Mondo Pop- Você foi um dos criadores do projeto 70 de Novo, em 2006. A quantas anda, e como avalia os frutos colhidos com o mesmo?
Zé Brasil
– O Movimento 70 De Novo resgatou uma década complexa da história do Rock Brasileiro. Para muitos foi o ápice da criatividade e qualidade musical dessa vertente. Por causa das condições sócio-políticas decorrentes da repressão da ditadura militar, a maioria dos artistas e músicos permanece praticamente desconhecida do grande público atual. Tínhamos dezenas de milhares, pelo menos, de seguidores naquele período, mas hoje em dia somos conhecidos por um nicho de aficionados que conhecem nosso trabalho através dos discos e registros que sobreviveram até aqui. O Apokalypsis, ao contrário das grandes bandas da época, não chegou a gravar por um capricho do destino. Apesar de ser considerado a revelação de 1975, está sendo reconhecido e apreciado por um maior número de pessoas através dos shows, discos gravados no século XXI e do documentário O Barato de Iacanga. O mesmo acontece com os grandes artistas e músicos que participam dos nossos shows/celebrações. Meu parceiro Nico Queiroz, que batizou o Movimento 70 De Novo, e eu vivemos intensamente esse tempo inesquecível do underground paulistano e brasileiro.

Mondo Pop – O seu show celebrando 70 anos de vida foi um dos últimos realizados antes da pandemia. A festa musical ocorreu poucos dias antes disso. Como você encara essa feliz coincidência?
Zé Brasil
– Chegar aos 70 anos não é fácil, mas é gratificante. Resolvi celebrar da melhor forma possível e, ao mesmo tempo, agradecer pela minha vida. Todos que compareceram receberam um CD Zé Brasil de presente. O show contou com caros e talentosos amigos que proporcionaram um belo espetáculo. Minha família compareceu em peso e a casa estava cheia de gente feliz. Foi o meu melhor aniversário até hoje.

Mondo Pop- Vivemos atualmente no Brasil um clima de muito retrocesso, com extremismos e reacionarismo no ar o tempo todo.
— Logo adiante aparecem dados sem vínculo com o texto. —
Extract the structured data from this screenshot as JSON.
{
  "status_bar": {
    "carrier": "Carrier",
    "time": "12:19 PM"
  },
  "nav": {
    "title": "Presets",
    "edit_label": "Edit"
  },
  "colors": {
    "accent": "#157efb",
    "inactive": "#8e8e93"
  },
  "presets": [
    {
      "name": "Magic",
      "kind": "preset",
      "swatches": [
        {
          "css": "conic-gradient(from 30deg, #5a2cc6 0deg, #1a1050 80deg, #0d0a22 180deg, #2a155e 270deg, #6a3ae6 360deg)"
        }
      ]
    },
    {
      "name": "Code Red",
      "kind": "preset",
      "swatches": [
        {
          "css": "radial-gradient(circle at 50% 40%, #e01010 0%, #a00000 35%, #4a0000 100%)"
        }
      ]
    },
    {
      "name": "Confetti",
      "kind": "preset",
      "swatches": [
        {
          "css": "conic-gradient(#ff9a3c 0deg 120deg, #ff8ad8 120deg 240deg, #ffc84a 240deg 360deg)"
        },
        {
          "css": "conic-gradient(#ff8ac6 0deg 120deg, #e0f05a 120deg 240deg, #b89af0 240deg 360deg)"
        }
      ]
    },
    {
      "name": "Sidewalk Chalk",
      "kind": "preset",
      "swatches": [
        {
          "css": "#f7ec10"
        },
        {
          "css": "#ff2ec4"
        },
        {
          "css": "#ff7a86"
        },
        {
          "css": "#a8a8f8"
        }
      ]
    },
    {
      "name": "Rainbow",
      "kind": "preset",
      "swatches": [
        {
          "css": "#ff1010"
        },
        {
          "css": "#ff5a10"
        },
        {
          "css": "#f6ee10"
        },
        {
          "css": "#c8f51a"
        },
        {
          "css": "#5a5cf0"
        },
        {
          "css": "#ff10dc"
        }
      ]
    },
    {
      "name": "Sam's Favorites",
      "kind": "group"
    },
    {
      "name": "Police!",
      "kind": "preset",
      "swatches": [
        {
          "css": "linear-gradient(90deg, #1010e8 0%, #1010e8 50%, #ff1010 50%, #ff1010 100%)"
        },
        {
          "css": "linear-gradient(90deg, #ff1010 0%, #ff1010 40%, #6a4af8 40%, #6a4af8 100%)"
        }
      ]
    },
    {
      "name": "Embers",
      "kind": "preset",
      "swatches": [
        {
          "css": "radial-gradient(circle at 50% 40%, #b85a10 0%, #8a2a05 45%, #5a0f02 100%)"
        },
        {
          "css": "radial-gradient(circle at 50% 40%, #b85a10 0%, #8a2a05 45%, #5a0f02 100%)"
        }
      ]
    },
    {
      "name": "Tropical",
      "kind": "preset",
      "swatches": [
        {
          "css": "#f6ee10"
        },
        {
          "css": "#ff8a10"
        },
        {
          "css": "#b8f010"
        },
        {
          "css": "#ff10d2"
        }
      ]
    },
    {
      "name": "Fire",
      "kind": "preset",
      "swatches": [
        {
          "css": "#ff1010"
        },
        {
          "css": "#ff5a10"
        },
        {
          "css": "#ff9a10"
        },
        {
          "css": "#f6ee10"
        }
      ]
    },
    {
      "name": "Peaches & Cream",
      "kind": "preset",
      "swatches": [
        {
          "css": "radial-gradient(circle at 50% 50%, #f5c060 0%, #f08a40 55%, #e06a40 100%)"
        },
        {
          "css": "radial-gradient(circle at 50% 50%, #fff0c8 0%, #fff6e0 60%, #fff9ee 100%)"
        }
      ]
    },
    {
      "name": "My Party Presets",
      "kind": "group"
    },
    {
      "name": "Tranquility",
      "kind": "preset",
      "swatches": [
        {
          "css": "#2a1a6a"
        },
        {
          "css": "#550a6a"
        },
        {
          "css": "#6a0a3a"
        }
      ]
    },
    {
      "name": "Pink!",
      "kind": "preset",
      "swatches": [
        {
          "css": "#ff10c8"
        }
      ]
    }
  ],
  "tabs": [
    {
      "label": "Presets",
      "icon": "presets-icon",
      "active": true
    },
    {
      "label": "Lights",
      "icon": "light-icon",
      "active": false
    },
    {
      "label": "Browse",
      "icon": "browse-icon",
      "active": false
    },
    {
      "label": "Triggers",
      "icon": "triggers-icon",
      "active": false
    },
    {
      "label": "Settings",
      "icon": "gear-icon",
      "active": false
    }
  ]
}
Você iniciou sua trajetória musical na época da ditadura militar. Como compara essas duas épocas? Tem esperança de que isso mude em um futuro próximo?
Zé Brasil
– Houve um tempo em que eu evitava comparações, dualismos, dialética, essas coisas. Buscava a unidade espiritual e intelectual. Hoje, mais experiente, procuro ser tolerante e compreensivo. Meu radicalismo me forçou a dois exílios voluntários: em 1975 nos Estados Unidos e em 1978 na Europa. Fui torturado no pau-de-arara, levei choques e porradas. Não penso mais em me mudar do Brasil. Uma das principais diferenças entre os dias de hoje e os da ditadura militar é a quantidade e a facilidade de informação. É muito mais difícil, quase impossível, esconder algum fato verídico da população. Ao mesmo tempo é muito mais fácil disseminar mentiras, fake news, etc. Sempre fui progressista, a favor das mudanças, da evolução, da diversidade, da democracia… Enfim, agradeço pela minha criação e formação de caráter para enfrentar e resistir ao arbítrio, negacionismo, ignorância e fanatismo.

Mondo Pop- Aos 71 anos de idade, você se mantém mais ativo do que nunca. Qual a receita para chegar a esse momento da vida nesse pique todo?
Zé Brasil
– Paz, amor e compaixão, babe!

Mondo Pop- Bem, era “só” isso, por enquanto rsrsrsrrs Desde já, agradeço pelas respostas e um grande abraço!
Zé Brasil
– Sou eu é quem agradece, jovem e talentoso amigo.

Povo Brasileiro– Zé Brasil:

2 Comments

  1. Como sempre na mosca caro Fabian.

  2. Fabian Chacur

    May 27, 2021 at 12:41 am

    Muito obrigado pela belíssima entrevista concedida a Mondo Pop, meu caro Zé Brasil, e ótima sorte com este seu novo trabalho. Viva o rock brasileiro. 70 de Novo!